Cette semaine, à part les quatre articles publiés ici, rien écrit. Des copies, des bulletins, des conseils de classe de 3e, de l’orientation, de l’oral du Brevet. Parmi les quatre articles écrits, celui sur Charles Pennequin m’a donné beaucoup de plaisir. Revenir vers des auteurs qu’on apprécie, sur lesquels on a déjà deux ou trois idées, est plus facile et plus réjouissant que le difficile défrichage. La facilité entraîne moins d’efforts, aussi ai-je moins « progressé » dans ma connaissance de la poésie contemporaine cette semaine, par rapport aux autres.
La série sur les Minima Moralia d’Adorno m’oblige un peu plus à sortir de ma « zone de confort », comme on dit. Je commence à connaître Adorno (comme amateur bien sûr, non comme universitaire). Travailler aphorisme par aphorisme permet d’essayer diverses positions, mais il faut que je réfléchisse plus à mes intentions. Tantôt c’est un commentaire, tantôt j’actualise et relie ça à d’autres auteurs ; -mais, en arrivant au quatrième aphorisme, et surtout au cinquième, je me rends compte qu’il faudrait que j’aille plus directement dans mon rapport personnel au texte. Quand je lis de la philosophie, je prends toujours le texte d’abord personnellement : je me demande comment intégrer cette pensée dans mon propre rapport au monde. Le lecteur bénévolent se dira que c’est plutôt une bonne chose, cette appropriation. Pourtant, de là provient mes échecs scolaires répétés en philosophie : je m’intéressais trop à moi-même et pas assez à la matière du texte. Fatalement apparaissaient les erreurs d’interprétations, les idées tronquées, les à-peu-près. Sur la question adornienne de la bonne humeur, je suis pris personnellement : à partir du lycée, j’ai décidé de me forcer à la bonne humeur pour m’intégrer au monde. Cela a bien marché, j’ai d’ailleurs eu des amis formidables, que je n’aurais pas eus en restant le renfrogné que j’étais avant. Mais tous les soirs, je me demandais si tout cela était bien authentique, si je ne jouais pas un rôle pour supporter la vie. Aussi, le démolissage qu’Adorno opère concernant la bonne humeur, qui fonctionne comme voile jeté sur l’horreur du monde, empêche de penser cette horreur et donc l’accompagne, me concerne-t-il au premier chef. Quelque chose qui hante toute personne avec un sens moral : faire des blagues, écrire des poèmes et analyser des tableaux alors qu’un génocide est en cours et que l’humanité est en péril, sérieusement ? Aussi, face à ce cinquième aphorisme, avant même de me poser la question du changement ou pas à mener dans mon existence, se pose une questions d’écriture : faut-il l’aborder sous l’angle personnel (et donc risquer de raconter sa vie, alors que ce n’est pas le sujet) ou faut-il faire comme si on dépliait froidement le texte (au risque de passer aux côtés des enjeux profonds) ?

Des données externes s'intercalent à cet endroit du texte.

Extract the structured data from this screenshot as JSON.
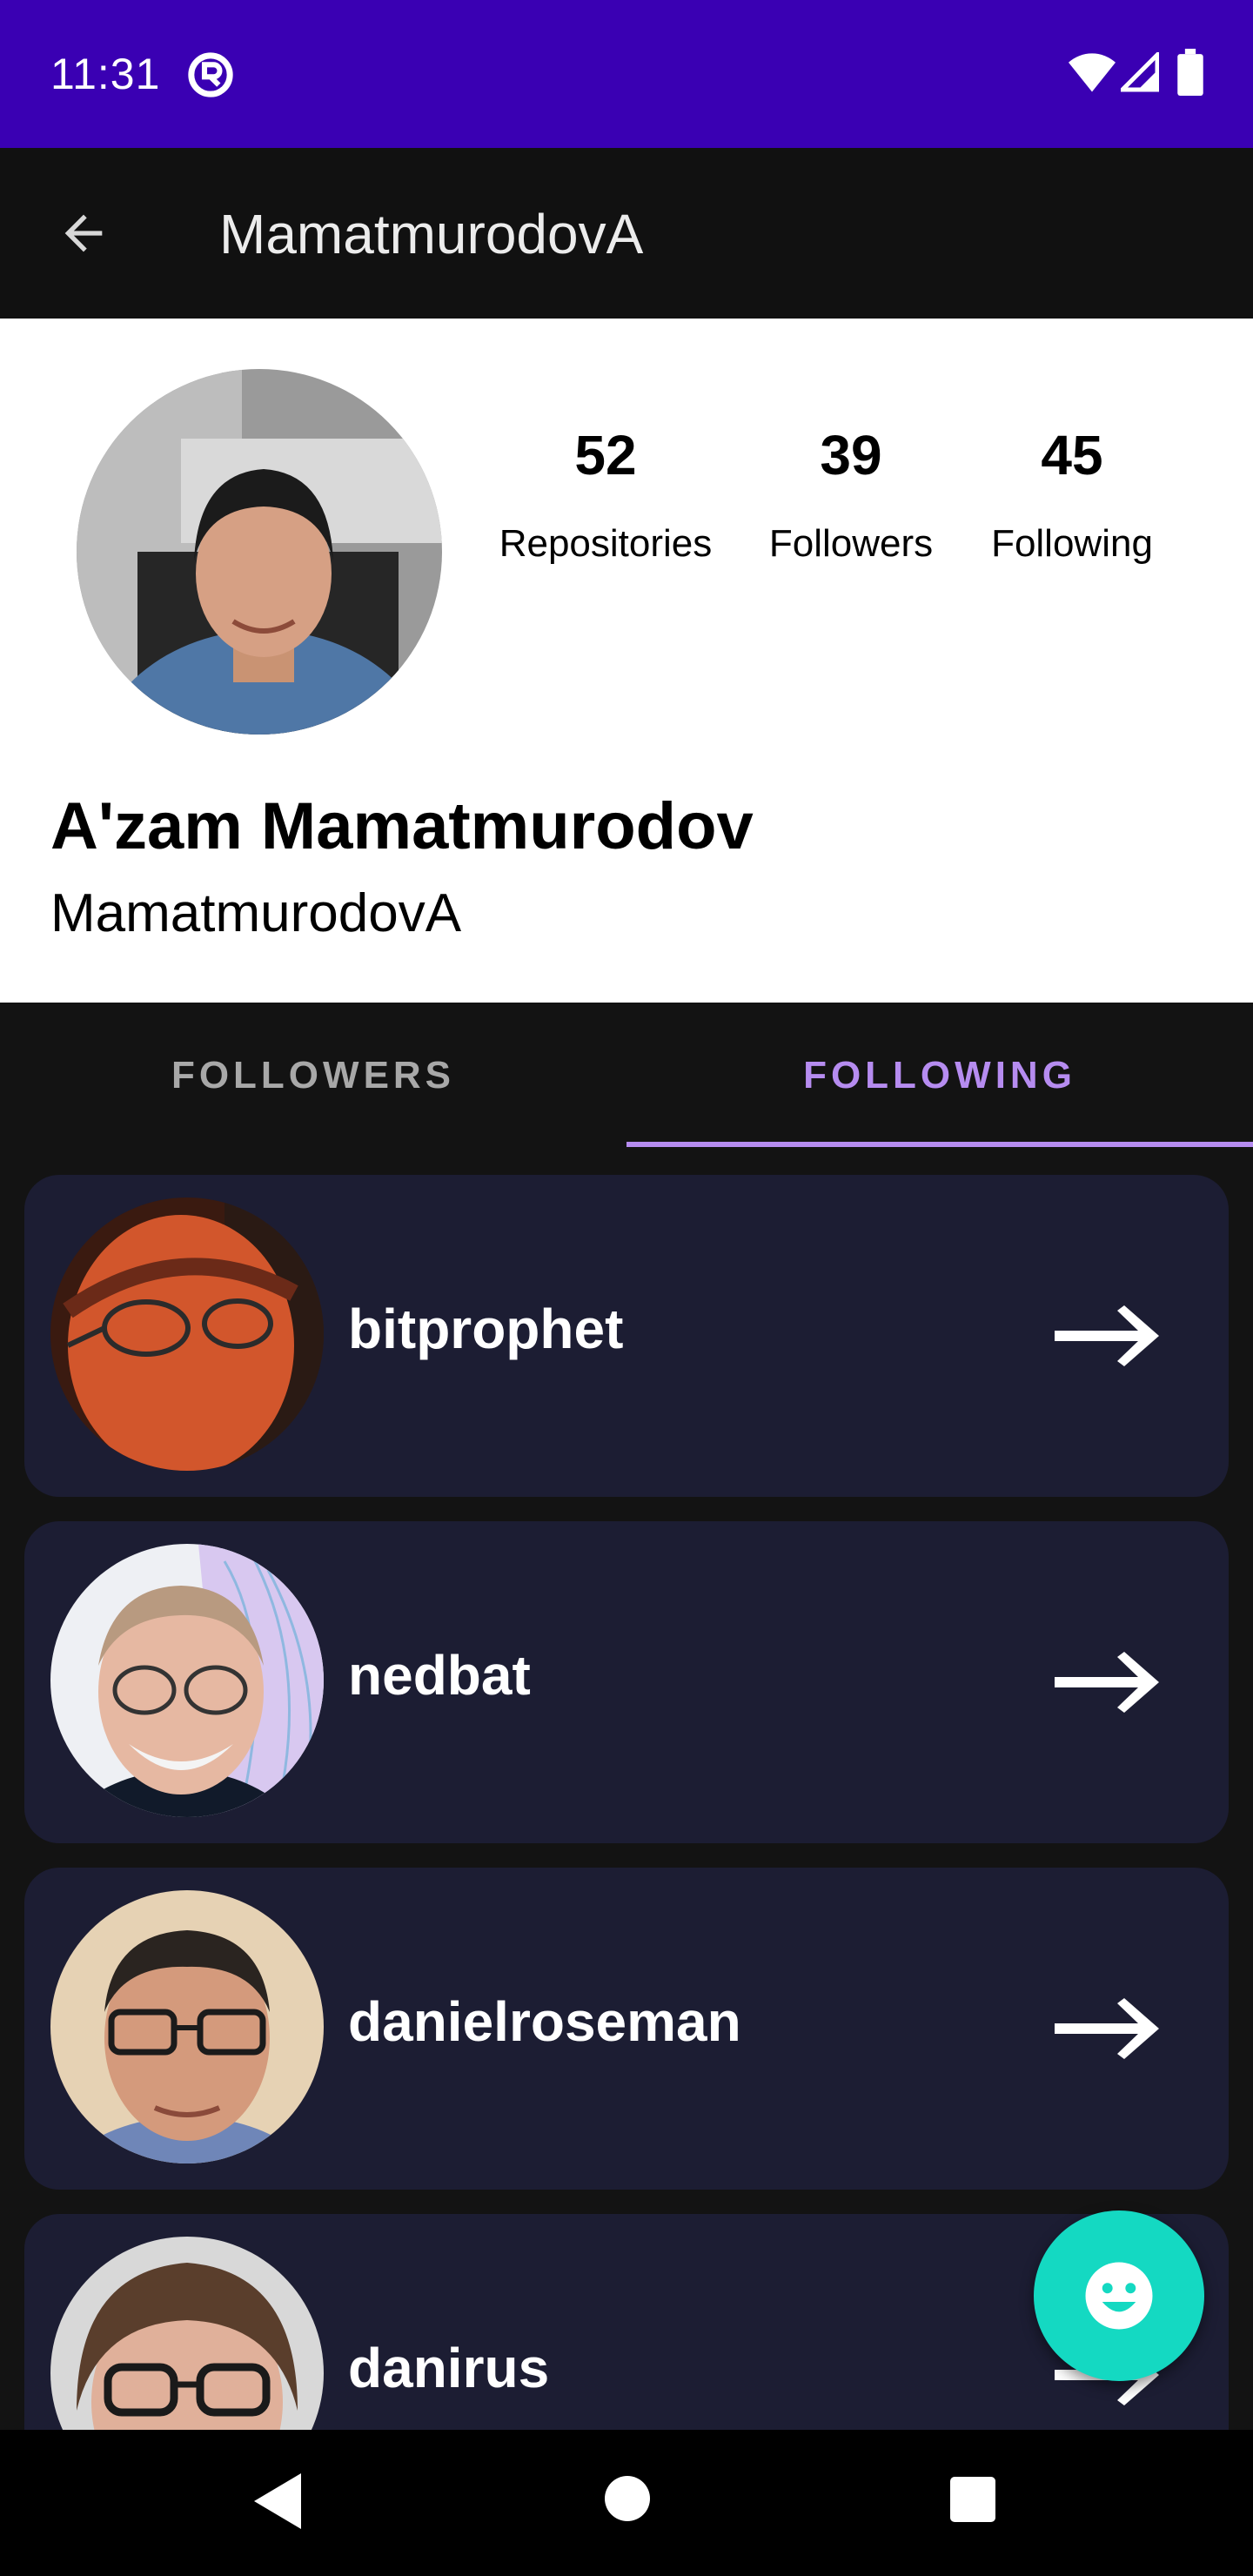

Les deux autres textes de la semaine ont été écrits trop vite. J’ai envisagé de les supprimer, mais je sais trop que les erreurs ont leur valeur, je les laisse pour mémoire, pour me rappeler de ne pas écrire ainsi. Ils me rappellent ma première manière d’écrire, celle de mes quinze à vingt ans ; heureusement, j’ai progressé depuis ; enfin, j’espère. Dans cette période, j’ai eu ce syndrome de toute personne en train d’ingurgiter de l’art et de la culture à toute vitesse, syndrome qu’il m’arrive d’appeler « syndrome Michel Onfray » : on se sent légitime à parler de tout, on donne un avis tranché sur tout ce qui nous est passé sous les yeux, même et surtout quand on ne le maîtrise qu’à moitié ou au tiers, on s’intéresse surtout à son propre style et à ses bons mots, et évidemment on se prend alors pour Nietzsche. Risible, -mais, si on n’était pas passé par là, on ne serait pas là aujourd’hui.

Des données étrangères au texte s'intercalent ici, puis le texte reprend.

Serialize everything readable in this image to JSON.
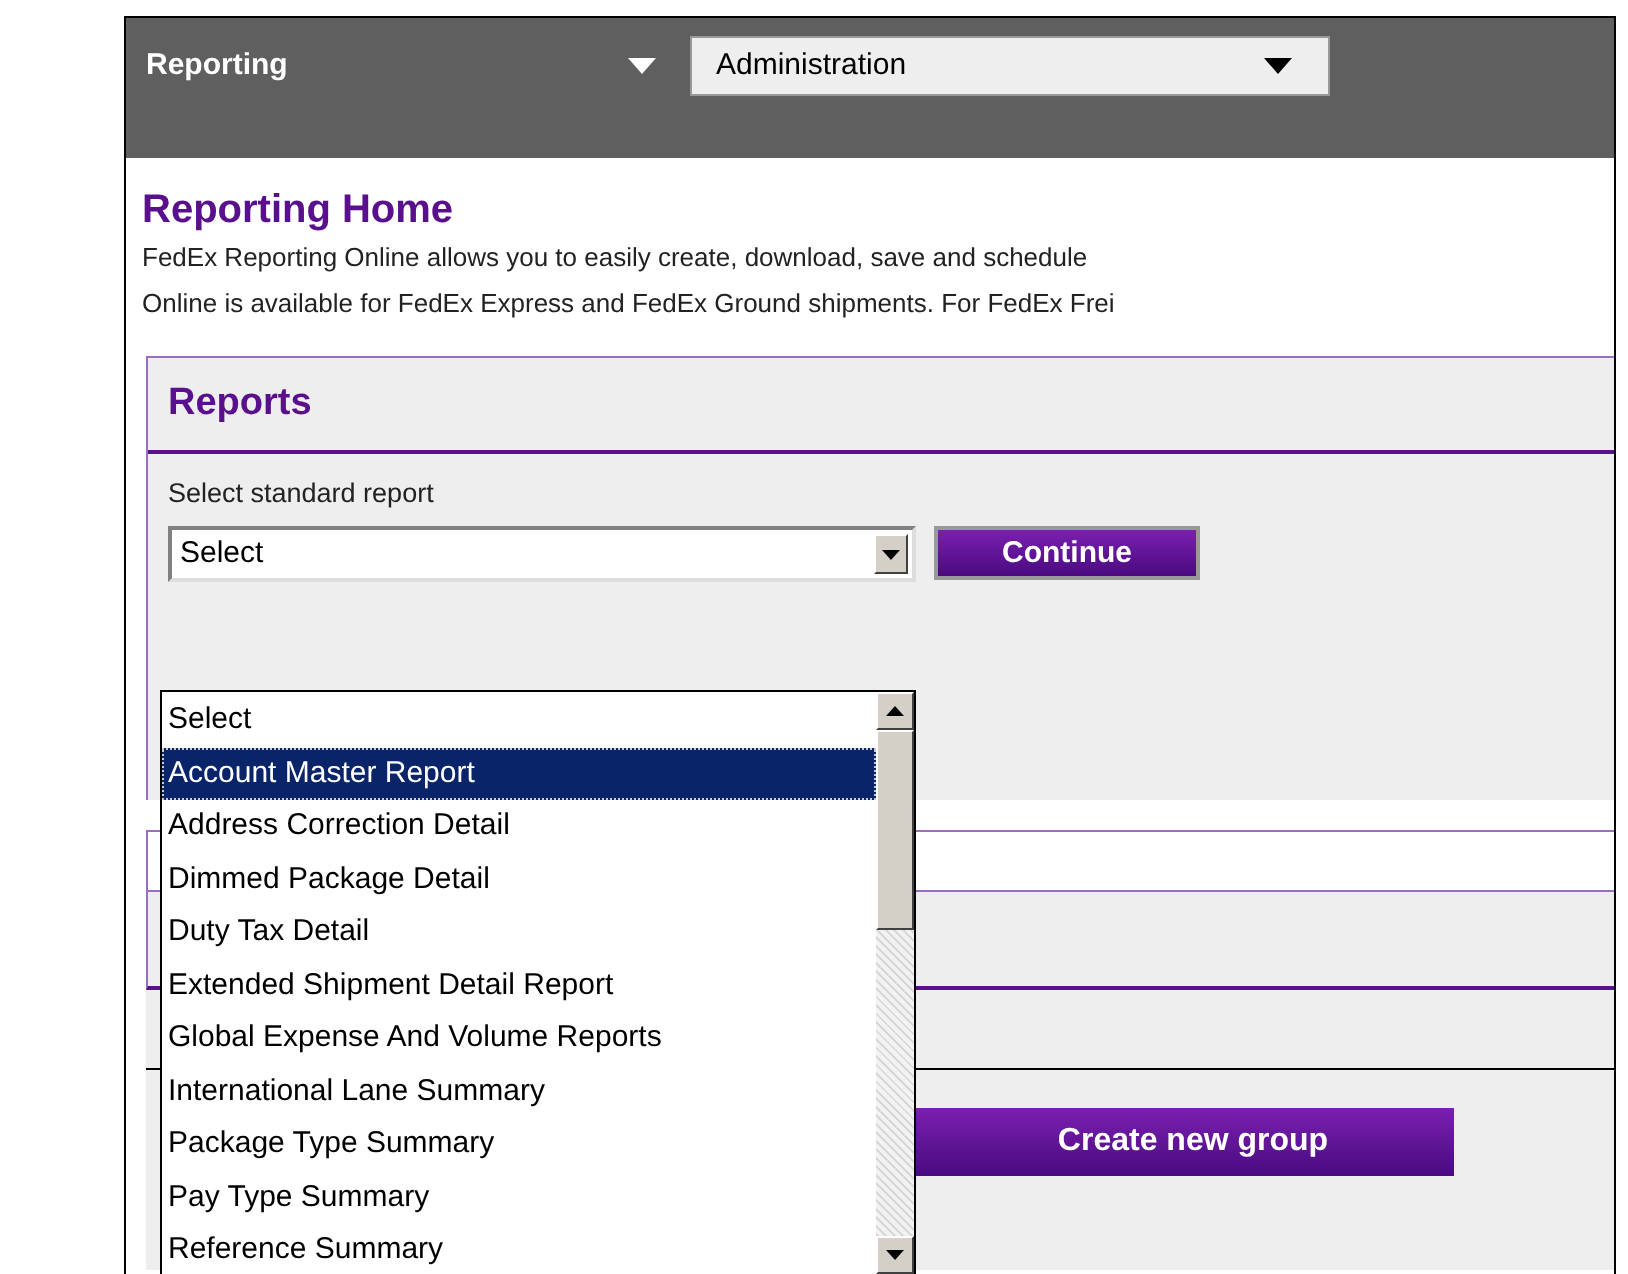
{
  "tabs": [
    {
      "label": "Reporting",
      "selected": true
    },
    {
      "label": "Administration",
      "selected": false
    }
  ],
  "page_title": "Reporting Home",
  "description": [
    "FedEx Reporting Online allows you to easily create, download, save and schedule",
    "Online is available for FedEx Express and FedEx Ground shipments. For FedEx Frei"
  ],
  "reports_panel": {
    "title": "Reports",
    "label": "Select standard report",
    "select_value": "Select",
    "continue_button": "Continue",
    "options": [
      {
        "label": "Select",
        "selected": false
      },
      {
        "label": "Account Master Report",
        "selected": true
      },
      {
        "label": "Address Correction Detail",
        "selected": false
      },
      {
        "label": "Dimmed Package Detail",
        "selected": false
      },
      {
        "label": "Duty Tax Detail",
        "selected": false
      },
      {
        "label": "Extended Shipment Detail Report",
        "selected": false
      },
      {
        "label": "Global Expense And Volume Reports",
        "selected": false
      },
      {
        "label": "International Lane Summary",
        "selected": false
      },
      {
        "label": "Package Type Summary",
        "selected": false
      },
      {
        "label": "Pay Type Summary",
        "selected": false
      },
      {
        "label": "Reference Summary",
        "selected": false
      }
    ]
  },
  "group_button": "Create new group"
}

Si l’on est peu charitable avec soi-même, c’est qu’on souhaite autre chose. On a besoin de progresser. Ce sont les remarques les plus acerbes qu’on m’a envoyées et que je me suis envoyées qui m’ont permis de reconfigurer mes actions, d’avancer. Le ralentissement n’est pas l’inertie : on prend le temps avant un saut.
Chacun ses rouages, ses galaxies, pour avancer (je me réfère à l’illustration d’en-tête).